これまでの人生で尾畠さんが学ばれた事柄は全て人の良心に副えば当たり前に思える事柄とも言えるかも知れませんが、それが出来ていない人が大多数の中、これらのことをずっと心に刻み実践されている尾畠さんは、高学歴者や権威者などさえ足元にも及ばないまさに尊敬されるべき人物です。

真に尊敬される人物とは何か、という模範を示してくれた方

現代において、尾畠春夫さんの存在は日本中に、素晴らしい模範を示してくださいました。

古代から、学歴や地位や名誉や財産は誰にとっても欲しいものです。しかし一方でそれが幸せになれる要素ではないということも証明されている現代、頭では分かっていても、具現化された模範となる人物がいないのが平成という時代の特徴のような気がします。

しかし、誰しも模範となる人物を欲するのが人の常です。
そして真に素晴らしい模範者と出逢う時、人は成長できるものです。
過去の時代にはそういう模範者が多くいました。それは時代を遡れば遡るほど顕著です。

しかし平成はそんな「模範者皆無」の時代でした。平成に現れた成功者は皆、憧れる部分を持ちながらも、一方で幻滅する部分を持つ人物ばかりだった事は否めません。そして殺伐とした時代の中で無気力な世相は発展途上のより若い世代に反映されることで、更に日本の勢いや幸福度は低迷していると感じる方も少なくない筈です。

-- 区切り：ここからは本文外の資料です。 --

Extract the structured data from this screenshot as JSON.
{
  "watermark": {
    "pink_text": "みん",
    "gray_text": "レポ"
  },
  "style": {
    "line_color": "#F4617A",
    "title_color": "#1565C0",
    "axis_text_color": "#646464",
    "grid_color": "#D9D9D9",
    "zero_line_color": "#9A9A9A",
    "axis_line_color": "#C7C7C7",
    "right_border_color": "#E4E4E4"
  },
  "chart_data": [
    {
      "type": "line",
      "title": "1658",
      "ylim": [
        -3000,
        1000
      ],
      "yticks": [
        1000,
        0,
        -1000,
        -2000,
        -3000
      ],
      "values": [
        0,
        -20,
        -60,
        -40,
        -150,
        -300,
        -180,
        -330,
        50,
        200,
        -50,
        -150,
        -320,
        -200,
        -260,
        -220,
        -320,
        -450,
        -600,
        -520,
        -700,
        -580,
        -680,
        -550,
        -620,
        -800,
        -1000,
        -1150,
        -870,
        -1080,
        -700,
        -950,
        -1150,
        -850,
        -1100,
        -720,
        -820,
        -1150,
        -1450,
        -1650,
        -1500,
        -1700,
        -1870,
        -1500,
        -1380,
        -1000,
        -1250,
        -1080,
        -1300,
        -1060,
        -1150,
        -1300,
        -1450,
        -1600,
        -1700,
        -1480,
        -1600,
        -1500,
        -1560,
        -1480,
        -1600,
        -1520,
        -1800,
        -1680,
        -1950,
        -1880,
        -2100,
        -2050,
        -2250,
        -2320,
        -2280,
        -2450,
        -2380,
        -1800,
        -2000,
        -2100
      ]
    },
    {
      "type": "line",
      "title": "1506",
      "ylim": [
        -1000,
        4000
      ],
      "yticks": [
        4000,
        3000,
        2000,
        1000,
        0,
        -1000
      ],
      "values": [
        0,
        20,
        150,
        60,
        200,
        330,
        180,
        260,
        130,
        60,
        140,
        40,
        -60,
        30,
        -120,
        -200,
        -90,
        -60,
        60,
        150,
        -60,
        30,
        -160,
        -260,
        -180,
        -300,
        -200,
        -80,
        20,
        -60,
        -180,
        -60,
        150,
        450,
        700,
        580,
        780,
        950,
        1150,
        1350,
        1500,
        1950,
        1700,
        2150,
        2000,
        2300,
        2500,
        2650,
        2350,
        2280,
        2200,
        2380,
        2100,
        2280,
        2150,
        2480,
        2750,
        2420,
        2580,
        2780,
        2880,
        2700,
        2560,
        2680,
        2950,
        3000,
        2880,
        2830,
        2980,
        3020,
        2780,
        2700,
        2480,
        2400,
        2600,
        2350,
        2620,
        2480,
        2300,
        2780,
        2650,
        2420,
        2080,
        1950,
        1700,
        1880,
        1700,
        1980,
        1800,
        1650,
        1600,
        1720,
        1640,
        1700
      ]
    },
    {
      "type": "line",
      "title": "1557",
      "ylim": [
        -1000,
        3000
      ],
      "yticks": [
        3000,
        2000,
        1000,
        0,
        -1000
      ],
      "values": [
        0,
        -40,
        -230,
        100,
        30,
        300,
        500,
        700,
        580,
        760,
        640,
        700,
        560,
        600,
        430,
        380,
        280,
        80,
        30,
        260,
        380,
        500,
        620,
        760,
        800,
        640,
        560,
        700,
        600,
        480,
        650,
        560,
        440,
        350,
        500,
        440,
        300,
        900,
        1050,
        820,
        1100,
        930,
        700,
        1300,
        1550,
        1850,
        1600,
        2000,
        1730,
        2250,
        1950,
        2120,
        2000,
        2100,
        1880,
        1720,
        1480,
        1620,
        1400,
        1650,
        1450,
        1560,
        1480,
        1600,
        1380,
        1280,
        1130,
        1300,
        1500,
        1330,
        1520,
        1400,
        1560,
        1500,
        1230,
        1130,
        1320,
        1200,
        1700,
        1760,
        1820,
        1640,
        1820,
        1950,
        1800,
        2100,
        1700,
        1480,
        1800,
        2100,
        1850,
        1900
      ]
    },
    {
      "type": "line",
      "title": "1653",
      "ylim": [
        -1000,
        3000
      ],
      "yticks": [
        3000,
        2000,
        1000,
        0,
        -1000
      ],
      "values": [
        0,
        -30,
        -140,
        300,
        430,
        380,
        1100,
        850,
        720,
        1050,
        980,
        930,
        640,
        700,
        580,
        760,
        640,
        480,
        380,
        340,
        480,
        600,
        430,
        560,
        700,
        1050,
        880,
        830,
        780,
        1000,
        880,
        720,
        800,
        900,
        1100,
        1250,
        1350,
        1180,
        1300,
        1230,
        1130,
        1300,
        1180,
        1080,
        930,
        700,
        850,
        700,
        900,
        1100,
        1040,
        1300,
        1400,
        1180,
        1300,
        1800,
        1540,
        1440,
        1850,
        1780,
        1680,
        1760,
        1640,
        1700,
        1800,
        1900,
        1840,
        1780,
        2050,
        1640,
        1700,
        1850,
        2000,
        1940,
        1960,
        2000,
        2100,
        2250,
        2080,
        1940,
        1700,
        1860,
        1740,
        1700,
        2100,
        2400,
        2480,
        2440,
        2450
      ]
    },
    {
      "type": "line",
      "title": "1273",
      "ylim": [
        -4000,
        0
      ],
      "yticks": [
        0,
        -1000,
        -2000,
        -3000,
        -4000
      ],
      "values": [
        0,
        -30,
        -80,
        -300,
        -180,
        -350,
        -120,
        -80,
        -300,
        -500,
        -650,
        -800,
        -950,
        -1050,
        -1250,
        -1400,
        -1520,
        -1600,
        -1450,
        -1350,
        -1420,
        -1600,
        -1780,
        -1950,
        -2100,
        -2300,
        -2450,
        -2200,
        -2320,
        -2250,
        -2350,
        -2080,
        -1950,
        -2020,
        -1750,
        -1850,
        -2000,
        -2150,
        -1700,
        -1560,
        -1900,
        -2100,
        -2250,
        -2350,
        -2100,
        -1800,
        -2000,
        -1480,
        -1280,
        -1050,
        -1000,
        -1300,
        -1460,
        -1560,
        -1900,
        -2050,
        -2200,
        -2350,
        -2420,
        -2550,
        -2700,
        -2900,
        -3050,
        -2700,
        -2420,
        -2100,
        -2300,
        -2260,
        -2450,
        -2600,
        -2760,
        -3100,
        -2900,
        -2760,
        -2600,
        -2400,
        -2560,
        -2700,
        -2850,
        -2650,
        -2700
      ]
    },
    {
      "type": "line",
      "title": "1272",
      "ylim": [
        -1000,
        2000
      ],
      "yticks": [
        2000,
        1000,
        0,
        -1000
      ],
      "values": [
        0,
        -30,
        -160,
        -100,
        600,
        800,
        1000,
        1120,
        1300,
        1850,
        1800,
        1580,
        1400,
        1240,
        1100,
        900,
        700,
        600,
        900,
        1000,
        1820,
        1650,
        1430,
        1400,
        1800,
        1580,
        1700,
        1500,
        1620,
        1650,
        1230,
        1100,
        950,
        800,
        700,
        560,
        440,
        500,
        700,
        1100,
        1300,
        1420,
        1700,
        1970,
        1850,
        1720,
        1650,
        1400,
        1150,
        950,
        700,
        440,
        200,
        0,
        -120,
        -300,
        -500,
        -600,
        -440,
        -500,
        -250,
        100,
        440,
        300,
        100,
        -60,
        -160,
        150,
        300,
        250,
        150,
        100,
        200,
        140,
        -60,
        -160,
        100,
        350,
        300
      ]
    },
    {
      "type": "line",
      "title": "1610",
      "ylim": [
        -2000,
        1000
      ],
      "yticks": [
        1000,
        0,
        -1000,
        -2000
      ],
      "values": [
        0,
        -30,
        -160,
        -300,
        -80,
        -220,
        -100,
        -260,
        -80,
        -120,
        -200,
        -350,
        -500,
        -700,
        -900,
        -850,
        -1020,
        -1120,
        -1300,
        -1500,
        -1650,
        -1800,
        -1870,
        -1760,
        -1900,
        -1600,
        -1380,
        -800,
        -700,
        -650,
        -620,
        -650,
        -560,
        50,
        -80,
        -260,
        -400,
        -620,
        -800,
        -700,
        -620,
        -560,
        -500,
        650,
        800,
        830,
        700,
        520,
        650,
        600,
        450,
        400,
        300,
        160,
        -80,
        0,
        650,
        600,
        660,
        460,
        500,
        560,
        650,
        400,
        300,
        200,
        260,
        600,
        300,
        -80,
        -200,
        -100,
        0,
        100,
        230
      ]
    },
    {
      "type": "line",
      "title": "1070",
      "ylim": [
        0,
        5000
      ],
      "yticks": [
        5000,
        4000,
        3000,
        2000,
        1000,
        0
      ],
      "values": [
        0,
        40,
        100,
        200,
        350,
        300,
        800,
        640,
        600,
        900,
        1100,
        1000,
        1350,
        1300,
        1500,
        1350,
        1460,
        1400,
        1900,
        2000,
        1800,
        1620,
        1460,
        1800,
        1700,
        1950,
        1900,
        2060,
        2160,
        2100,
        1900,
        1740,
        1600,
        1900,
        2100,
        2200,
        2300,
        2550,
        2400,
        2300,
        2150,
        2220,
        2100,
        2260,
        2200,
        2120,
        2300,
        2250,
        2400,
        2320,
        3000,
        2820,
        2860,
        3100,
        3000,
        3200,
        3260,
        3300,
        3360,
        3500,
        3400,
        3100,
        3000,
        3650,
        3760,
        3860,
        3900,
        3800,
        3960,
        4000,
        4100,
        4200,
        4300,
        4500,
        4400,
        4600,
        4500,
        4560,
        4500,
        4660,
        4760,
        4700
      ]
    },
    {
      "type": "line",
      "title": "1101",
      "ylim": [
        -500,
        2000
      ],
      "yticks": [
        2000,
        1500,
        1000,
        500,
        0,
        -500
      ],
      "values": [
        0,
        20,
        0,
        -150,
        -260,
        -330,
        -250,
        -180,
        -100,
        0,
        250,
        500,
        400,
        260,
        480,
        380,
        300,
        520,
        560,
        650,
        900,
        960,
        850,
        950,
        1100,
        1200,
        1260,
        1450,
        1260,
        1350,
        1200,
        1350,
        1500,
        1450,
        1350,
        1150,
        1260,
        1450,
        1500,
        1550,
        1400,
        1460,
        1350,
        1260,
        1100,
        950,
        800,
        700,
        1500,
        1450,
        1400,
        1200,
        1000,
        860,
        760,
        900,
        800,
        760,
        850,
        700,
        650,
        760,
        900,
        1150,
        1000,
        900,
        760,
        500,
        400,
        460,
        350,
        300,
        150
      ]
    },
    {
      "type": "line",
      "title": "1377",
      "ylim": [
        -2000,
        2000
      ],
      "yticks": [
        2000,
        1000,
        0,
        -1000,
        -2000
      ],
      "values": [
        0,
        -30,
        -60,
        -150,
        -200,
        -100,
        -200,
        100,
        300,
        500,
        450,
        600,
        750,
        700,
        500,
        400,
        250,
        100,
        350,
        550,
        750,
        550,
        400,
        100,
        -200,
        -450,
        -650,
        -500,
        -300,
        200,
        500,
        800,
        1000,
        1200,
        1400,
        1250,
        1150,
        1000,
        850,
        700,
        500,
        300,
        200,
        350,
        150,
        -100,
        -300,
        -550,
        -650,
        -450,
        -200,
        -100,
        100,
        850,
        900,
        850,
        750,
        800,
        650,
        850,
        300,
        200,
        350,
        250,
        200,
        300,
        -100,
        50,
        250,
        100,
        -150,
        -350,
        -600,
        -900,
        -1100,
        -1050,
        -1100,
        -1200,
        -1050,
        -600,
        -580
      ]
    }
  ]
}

そんな中に現れた尾畠春夫さんの存在は、暗い森に差し込まれた光といっても過言ではありません。

尾畠さんが語った言葉

まだ78です

お金は生きるだけあればいいです。余分に要らない。

最低のものを食べてでもボランティアはさせてもらう。

これまで不特定多数の方からいただいた恩を、微力だけども返していきたい

私はこの世に一人しかおらんブスな男やけど、自分が正しいと思う事はやるんです

褒めていただくことではない、当たり前の事をしているだけだから。

ただ普通のことをしているだけです。できることはしてあげましょうと、ただそれだけです

明日も朝はくるよ。朝は必ず来るよ。

世の中には重たい物はいっぱいあると思いますが、命より重い物はないと思っています

健康に勝るものはないと思っているから、常に自分を厳しく鍛えているんです。